Microrrelato: ¿Cómo empiezan las historias de amor?

Hay personas que fingen no creer en el amor. Son muchos los que simulan odiar las películas con final feliz y las canciones moñas, y que cada 14 de febrero afirman que San Valentín es un invento para vender a los más ilusos un poco de agua disfrazada de perfume caro. Víctor era de esos. Y se habría sentido dichoso en su burbuja de cinismo y desamor de no ser porque, en su edificio de siete plantas, justo al otro lado del rellano, vivía la mujer más asquerosamente romántica del mundo. Día a día, mes a mes, se veía obligado a soportar sus tarareos alegres mientras regaba las plantas en el balcón, y a taparse los oídos cuando ponía a algún cantante cursi a todo volumen o se reunía con sus amigas a ver comedias. Se encontraban en el ascensor y ella se empeñaba en entablar conversación. Él se preguntaba cuánto amor cabría en sus largas pestañas si este existiera; cuánto guardaría en los hoyuelos tiernos que se dibujaban en sus mejillas al sonreír.

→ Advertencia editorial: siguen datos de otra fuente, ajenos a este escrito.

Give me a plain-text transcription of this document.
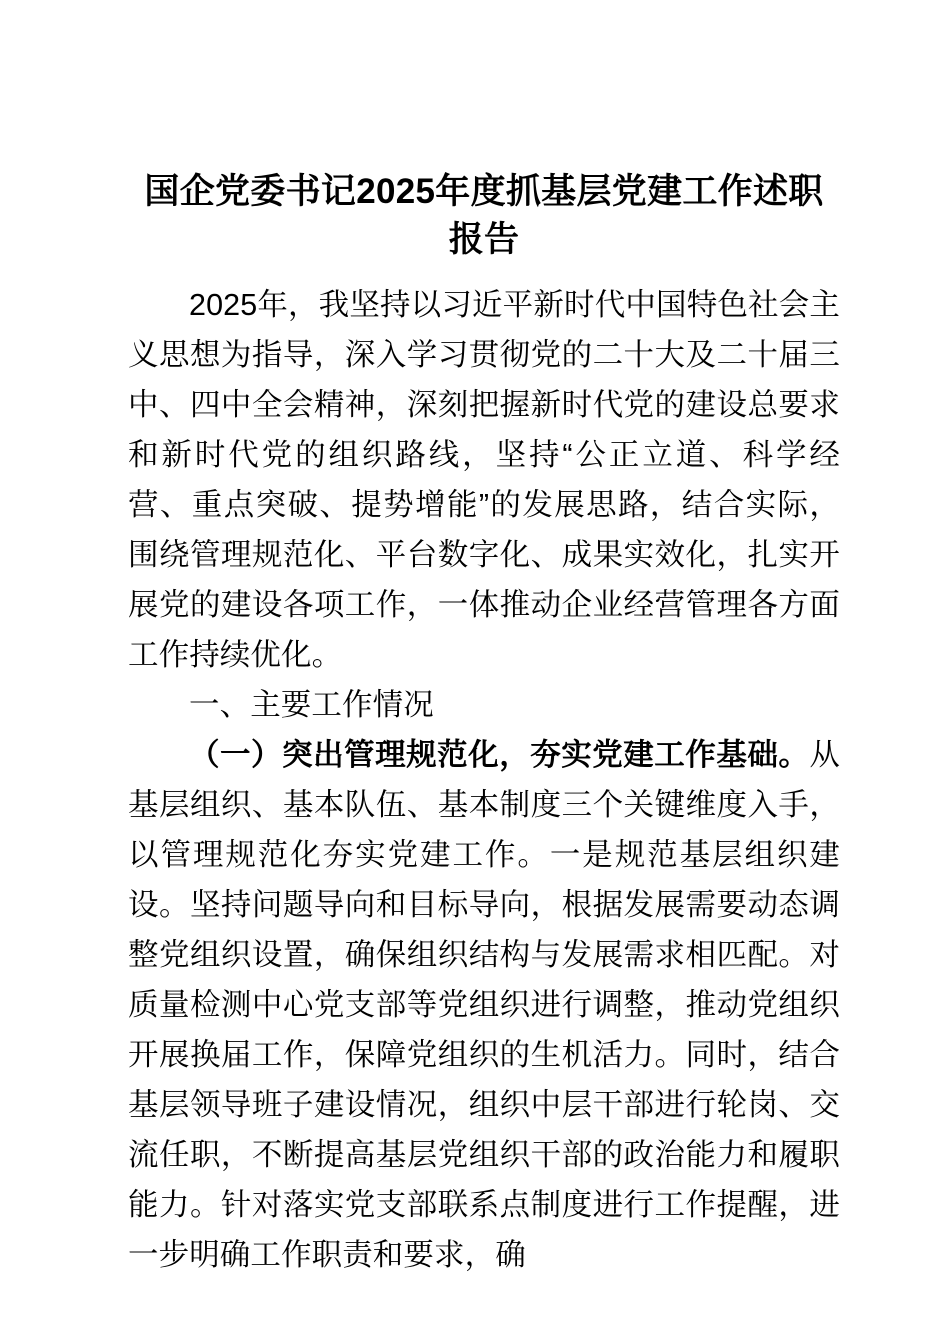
国企党委书记2025年度抓基层党建工作述职报告

2025年，我坚持以习近平新时代中国特色社会主义思想为指导，深入学习贯彻党的二十大及二十届三中、四中全会精神，深刻把握新时代党的建设总要求和新时代党的组织路线，坚持“公正立道、科学经营、重点突破、提势增能”的发展思路，结合实际，围绕管理规范化、平台数字化、成果实效化，扎实开展党的建设各项工作，一体推动企业经营管理各方面工作持续优化。

一、主要工作情况

（一）突出管理规范化，夯实党建工作基础。从基层组织、基本队伍、基本制度三个关键维度入手，以管理规范化夯实党建工作。一是规范基层组织建设。坚持问题导向和目标导向，根据发展需要动态调整党组织设置，确保组织结构与发展需求相匹配。对质量检测中心党支部等党组织进行调整，推动党组织开展换届工作，保障党组织的生机活力。同时，结合基层领导班子建设情况，组织中层干部进行轮岗、交流任职，不断提高基层党组织干部的政治能力和履职能力。针对落实党支部联系点制度进行工作提醒，进一步明确工作职责和要求，确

Toparse con ella era insoportable, porque lo obligaba a imaginar que cualquier mañana tocaría a su puerta y lo invitaría a salir, a tomar un café, a bailar o a cualquiera de esas cosas absurdas que hacían las parejas. El día de San Valentín, salió a la terraza con un café amargo en las manos, cansado de tanto azúcar. Un suspiro llamó su atención. En el balcón de al lado, su vecina estaba sentada mientras leía una de sus adoradas novelas de amor. Levantó la vista hacia él y sentenció:
—Todo lo que hay en este libro es verdad. Todo es real.
—¿Y cómo empiezan las historias de amor?
—¿Qué tal si cruzas el rellano y lo aprendemos juntos?
Y Víctor soltó el café, salió de casa, cerró una puerta y abrió otra. Su vida en adelante estuvo dedicada a cantarle al oído canciones románticas, y a escribir junto a ella cada capítulo de su historia de amor.